I’m generally more interested in the level of total employment than in the headline unemployment rate, which is highly dependent on the number of people in the labor force. When Americans give up looking for work, they’re not counted in the unemployment rate as it is typically reported.
But the Bureau of Labor Statistics actually publishes six different measures of employment:
- U-1, persons unemployed 15 weeks or longer, as a percent of the civilian labor force;
- U-2, job losers and persons who completed temporary jobs, as a percent of the civilian labor force;
- U-3, total unemployed, as a percent of the civilian labor force (this is the definition used for the official unemployment rate);
- U-4, total unemployed plus discouraged workers, as a percent of the civilian labor force plus discouraged workers;
- U-5, total unemployed, plus discouraged workers, plus all other marginally attached workers, as a percent of the civilian labor force plus all marginally attached workers; and
- U-6, total unemployed, plus all marginally attached workers, plus total employed part time for economic reasons, as a percent of the civilian labor force plus all marginally attached workers.
“Marginally attached workers” are those who say they would like to have jobs, have looked for jobs in the recent past, but are not currently actively looking for work.

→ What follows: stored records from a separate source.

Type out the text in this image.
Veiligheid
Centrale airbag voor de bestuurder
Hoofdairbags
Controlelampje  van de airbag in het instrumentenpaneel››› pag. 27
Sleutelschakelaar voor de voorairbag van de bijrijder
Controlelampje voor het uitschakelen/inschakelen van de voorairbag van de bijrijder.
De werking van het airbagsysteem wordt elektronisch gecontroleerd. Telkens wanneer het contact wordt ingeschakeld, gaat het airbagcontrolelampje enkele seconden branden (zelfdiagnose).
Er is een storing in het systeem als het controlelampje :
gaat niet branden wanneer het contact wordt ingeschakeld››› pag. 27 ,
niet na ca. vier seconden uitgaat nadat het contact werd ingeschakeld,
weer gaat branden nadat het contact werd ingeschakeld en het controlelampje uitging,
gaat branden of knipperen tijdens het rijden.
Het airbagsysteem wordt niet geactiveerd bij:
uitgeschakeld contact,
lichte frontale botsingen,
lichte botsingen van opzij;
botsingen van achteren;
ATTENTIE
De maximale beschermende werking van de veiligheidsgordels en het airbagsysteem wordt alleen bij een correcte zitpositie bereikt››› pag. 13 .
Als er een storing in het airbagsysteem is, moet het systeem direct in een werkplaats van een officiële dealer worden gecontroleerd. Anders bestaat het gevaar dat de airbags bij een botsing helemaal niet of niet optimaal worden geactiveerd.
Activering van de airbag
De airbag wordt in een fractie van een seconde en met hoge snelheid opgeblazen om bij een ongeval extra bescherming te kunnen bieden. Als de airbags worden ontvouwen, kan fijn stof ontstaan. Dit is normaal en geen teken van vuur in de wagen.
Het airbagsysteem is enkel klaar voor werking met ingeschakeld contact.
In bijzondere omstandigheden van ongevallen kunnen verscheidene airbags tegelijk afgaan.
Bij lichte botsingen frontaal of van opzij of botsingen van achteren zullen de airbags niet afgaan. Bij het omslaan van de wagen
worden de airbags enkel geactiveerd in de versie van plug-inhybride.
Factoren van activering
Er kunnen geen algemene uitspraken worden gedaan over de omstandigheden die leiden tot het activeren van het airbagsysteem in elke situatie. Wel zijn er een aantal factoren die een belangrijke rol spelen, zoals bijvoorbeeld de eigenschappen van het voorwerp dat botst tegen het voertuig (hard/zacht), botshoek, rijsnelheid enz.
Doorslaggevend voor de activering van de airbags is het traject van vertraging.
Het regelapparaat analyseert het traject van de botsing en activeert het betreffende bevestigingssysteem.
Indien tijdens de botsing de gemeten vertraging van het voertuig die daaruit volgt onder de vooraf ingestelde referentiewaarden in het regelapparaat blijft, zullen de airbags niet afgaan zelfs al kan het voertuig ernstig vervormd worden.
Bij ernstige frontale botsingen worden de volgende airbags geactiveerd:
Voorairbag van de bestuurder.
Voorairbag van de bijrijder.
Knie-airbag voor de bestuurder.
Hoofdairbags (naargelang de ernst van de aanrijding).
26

Those workers are typically not counted in the U-3 rate — the one that the media typically reports and that Americans typically follow.
The U-6 rate will always be higher of course, but it might give a better overall picture of where we are. As discussed here in the WSJ, the current U-6 rate nationally is 16.2%, while the U-3 rate is 9.1%.
And there’s considerable volatility from state to state. From the Bureau of Labor Statistics:
Georgia’s U-6 rate of 17.4% makes us 11th worst among the states. Georgia is 8th worst in the more traditional U-3 measure.